Los lectores de este prestigiado medio seguramente también han hecho dispendio de su tiempo, privándose de su familia, amigos o diversiones mejores, para tratar de forjarse una opinión seria sobre la Constitución que se propone para Chile, que no huelga decir, ha de fijar los límites al poder y las bases de la institucionalidad, por medio de un balance de derechos y de deberes, aunque estos últimos sea algo más difícil hallarlos, sobre todo los individuales, porque los que se imponen al Estado los soportamos todos y cada uno de nosotros. O sea, por el hecho de declarar derechos esos no se materializan por arte del birlibirloque, y si a los deberes se rehuye, el resultado no se asoma muy bueno.
En materias de Justicia, se ha dicho que el nuevo sistema binario que se propone es sobre todo un acto de redención y de liberación que de solución de conflictos. Más bien, se propone resolver los asuntos litigiosos ex ante con la mirada del intérprete de la ley motivada por el enfoque de género, de los derechos de la naturaleza, de la tierra, de los derechos fundamentales, la diversidad y la cosmogónica originaria u aborigen, porque el que ha imperado hasta ahora lo ha hecho “desde la imposición clasista, oligarca y patriarcal” para someter a los más débiles, en aras de mantener los privilegios y negocios de los más poderosos. (Urrutia, El Mostrador, 27.6.22). Las reglas de interpretación de la ley, entonces, habrían también de ser sustituidas por esta hermenéutica sistémica que muestra al Derecho como un elemento de dominación, para plantear soluciones siempre pro dominado y por ende, deconstruyendo, y reconstituyendo en cada caso “la justicia” de las instituciones para soltar las cadenas del abusado por el contrato, la relación laboral, el matrimonio, la convivencia, la filiación y los deberes civiles a través de sentencias de redención corta cadenas.
Como vemos, en este nivel de interrogación al proyecto, si esto es así, entonces el Parlamento, llámese cómo se llame, y el Ejecutivo, carecen de real imperio, pues en verdad se instala el “gobierno de los jueces sacerdotes”, experiencia que ya conocimos en el antiguo Egipto no en sus épocas de esplendor, y también asomada en experimentos posteriores, pero nunca con resultados halagüeños.
La idea del juez-sacerdote-liberador no me gusta, tampoco la del juez que gobierna según su propia Ínsula de la Barataria, porque incluso los que saben de derechos humanos no están de acuerdo con ello, pues afecta la imparcialidad y la objetividad del juzgador. Un juez así es un pequeño Mesías ad hoc.
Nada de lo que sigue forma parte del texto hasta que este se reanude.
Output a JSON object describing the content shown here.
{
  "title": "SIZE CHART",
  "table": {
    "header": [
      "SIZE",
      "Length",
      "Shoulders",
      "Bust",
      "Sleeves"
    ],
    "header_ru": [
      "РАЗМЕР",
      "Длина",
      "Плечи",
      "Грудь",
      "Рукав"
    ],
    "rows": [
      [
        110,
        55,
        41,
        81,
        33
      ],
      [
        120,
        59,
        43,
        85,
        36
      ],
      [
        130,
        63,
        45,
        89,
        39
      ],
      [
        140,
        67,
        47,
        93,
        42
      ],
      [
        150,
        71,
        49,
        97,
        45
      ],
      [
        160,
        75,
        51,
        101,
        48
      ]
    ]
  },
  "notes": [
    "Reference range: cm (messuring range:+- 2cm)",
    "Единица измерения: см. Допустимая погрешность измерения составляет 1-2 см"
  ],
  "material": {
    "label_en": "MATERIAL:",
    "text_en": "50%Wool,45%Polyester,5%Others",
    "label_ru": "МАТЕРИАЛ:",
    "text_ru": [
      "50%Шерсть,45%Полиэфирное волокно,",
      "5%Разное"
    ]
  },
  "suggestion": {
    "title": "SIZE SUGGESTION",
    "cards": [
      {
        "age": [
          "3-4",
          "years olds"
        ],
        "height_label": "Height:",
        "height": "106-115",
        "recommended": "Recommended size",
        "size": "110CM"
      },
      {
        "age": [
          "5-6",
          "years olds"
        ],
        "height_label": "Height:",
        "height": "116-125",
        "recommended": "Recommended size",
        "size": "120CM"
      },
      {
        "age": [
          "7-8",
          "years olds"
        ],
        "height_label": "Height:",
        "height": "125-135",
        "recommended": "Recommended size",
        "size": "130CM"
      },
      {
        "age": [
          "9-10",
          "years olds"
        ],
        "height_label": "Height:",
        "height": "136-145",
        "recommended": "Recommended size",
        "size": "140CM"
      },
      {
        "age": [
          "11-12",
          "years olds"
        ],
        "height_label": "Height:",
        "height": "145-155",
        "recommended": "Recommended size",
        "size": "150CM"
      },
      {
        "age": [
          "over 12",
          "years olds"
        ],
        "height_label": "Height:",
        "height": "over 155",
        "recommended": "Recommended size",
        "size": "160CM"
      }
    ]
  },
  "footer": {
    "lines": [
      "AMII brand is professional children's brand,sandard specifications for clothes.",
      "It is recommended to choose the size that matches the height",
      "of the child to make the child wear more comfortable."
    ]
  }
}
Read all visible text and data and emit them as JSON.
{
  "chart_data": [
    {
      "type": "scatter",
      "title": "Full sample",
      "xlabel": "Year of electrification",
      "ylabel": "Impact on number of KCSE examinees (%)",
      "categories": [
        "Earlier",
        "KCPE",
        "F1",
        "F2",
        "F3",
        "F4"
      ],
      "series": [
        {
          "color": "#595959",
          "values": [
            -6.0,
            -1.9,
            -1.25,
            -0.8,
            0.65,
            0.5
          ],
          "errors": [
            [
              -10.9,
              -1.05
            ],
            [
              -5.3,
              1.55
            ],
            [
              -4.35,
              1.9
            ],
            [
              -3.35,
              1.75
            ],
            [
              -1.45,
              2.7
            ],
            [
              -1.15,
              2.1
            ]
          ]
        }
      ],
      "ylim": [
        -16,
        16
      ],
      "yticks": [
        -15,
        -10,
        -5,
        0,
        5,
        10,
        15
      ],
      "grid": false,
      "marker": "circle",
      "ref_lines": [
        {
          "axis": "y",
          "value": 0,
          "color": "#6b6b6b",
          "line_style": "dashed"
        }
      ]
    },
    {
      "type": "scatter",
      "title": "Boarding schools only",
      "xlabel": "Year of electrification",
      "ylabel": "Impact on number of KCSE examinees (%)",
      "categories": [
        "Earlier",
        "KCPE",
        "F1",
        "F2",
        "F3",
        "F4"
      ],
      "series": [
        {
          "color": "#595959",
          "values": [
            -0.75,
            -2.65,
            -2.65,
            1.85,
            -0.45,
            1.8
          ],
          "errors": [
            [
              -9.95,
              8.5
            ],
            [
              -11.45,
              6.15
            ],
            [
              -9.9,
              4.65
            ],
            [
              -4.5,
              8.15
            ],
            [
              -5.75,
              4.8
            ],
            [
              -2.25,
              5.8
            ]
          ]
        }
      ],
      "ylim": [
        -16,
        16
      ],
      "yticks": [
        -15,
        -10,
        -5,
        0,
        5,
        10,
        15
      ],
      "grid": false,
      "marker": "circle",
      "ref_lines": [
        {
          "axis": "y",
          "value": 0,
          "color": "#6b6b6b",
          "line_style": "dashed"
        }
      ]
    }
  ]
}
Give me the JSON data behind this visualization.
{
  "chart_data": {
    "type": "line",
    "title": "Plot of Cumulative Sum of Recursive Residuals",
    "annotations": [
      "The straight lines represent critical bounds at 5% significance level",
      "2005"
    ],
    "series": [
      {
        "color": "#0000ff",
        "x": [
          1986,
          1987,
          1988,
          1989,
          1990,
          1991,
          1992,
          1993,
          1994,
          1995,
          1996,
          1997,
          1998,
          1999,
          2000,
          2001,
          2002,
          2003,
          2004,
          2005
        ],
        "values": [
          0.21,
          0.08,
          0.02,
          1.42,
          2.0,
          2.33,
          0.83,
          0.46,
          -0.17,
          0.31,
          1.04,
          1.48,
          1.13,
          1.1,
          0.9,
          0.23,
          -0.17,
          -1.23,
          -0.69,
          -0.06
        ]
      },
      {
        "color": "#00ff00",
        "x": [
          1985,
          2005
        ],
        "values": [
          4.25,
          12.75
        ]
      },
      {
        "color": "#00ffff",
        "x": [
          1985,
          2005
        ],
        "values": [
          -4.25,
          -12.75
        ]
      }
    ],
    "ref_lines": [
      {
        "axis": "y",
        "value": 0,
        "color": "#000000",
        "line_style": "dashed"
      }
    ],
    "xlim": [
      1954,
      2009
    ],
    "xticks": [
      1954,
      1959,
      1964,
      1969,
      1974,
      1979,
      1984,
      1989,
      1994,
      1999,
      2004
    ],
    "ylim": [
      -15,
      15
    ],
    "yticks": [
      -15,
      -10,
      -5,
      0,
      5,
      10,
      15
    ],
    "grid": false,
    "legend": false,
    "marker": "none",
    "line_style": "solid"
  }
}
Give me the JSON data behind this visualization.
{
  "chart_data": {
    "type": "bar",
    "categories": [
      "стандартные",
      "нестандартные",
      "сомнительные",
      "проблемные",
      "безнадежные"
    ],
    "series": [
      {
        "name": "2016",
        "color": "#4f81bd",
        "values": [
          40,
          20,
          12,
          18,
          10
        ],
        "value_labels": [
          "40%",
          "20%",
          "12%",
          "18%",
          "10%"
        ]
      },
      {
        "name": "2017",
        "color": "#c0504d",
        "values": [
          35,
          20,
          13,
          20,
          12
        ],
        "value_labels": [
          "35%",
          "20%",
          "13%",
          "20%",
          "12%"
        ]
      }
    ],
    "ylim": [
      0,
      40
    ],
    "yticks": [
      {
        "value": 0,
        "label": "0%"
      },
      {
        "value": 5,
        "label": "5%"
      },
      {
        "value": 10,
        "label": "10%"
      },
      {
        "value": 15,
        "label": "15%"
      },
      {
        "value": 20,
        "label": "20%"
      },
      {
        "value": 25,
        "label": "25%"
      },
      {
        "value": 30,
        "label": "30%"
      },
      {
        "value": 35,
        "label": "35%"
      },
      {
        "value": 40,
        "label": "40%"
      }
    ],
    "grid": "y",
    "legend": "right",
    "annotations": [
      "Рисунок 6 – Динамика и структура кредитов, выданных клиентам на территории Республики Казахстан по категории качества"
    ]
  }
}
La Corte Europea de Derechos Humanos, con ocasión de las sentencias en los casos de Pabla KY contra Finlandia en junio de 2004, y Morris contra el Reino Unido en febrero de 2002, ya había hecho explicita su posición con respecto a los aspectos objetivos y subjetivos de la imparcialidad que deben guardar los jueces:
“Primero, el tribunal debe carecer, de una manera subjetiva, de prejuicio personal. Segundo, también debe ser imparcial desde un punto de vista objetivo, es decir, debe ofrecer garantías suficientes para que no haya duda legítima al respecto. Bajo el análisis objetivo, se debe determinar si, aparte del comportamiento personal de los jueces, hay hechos averiguables que podrán suscitar dudas respecto de su imparcialidad. En este sentido, hasta las apariencias podrán tener cierta importancia. Lo que está en juego es la confianza que deben inspirar los tribunales a los ciudadanos en una sociedad democrática y, sobre todo, en las partes del caso”.
Los landmarks que propone el proyecto de texto constitucional para asumir el rol de juez-sacerdote-liberador están puestos hartos pasos más allá del juez activista, donde hasta este último, que nunca ha sido de recibo, queda corto.
Entonces, la duda cambia de eje: si el texto se rechaza, ¿podrán los 4/7 en el Congreso ser una herramienta de bien común, o serán sólo una tabla de liberación, pero ahora para el Congreso?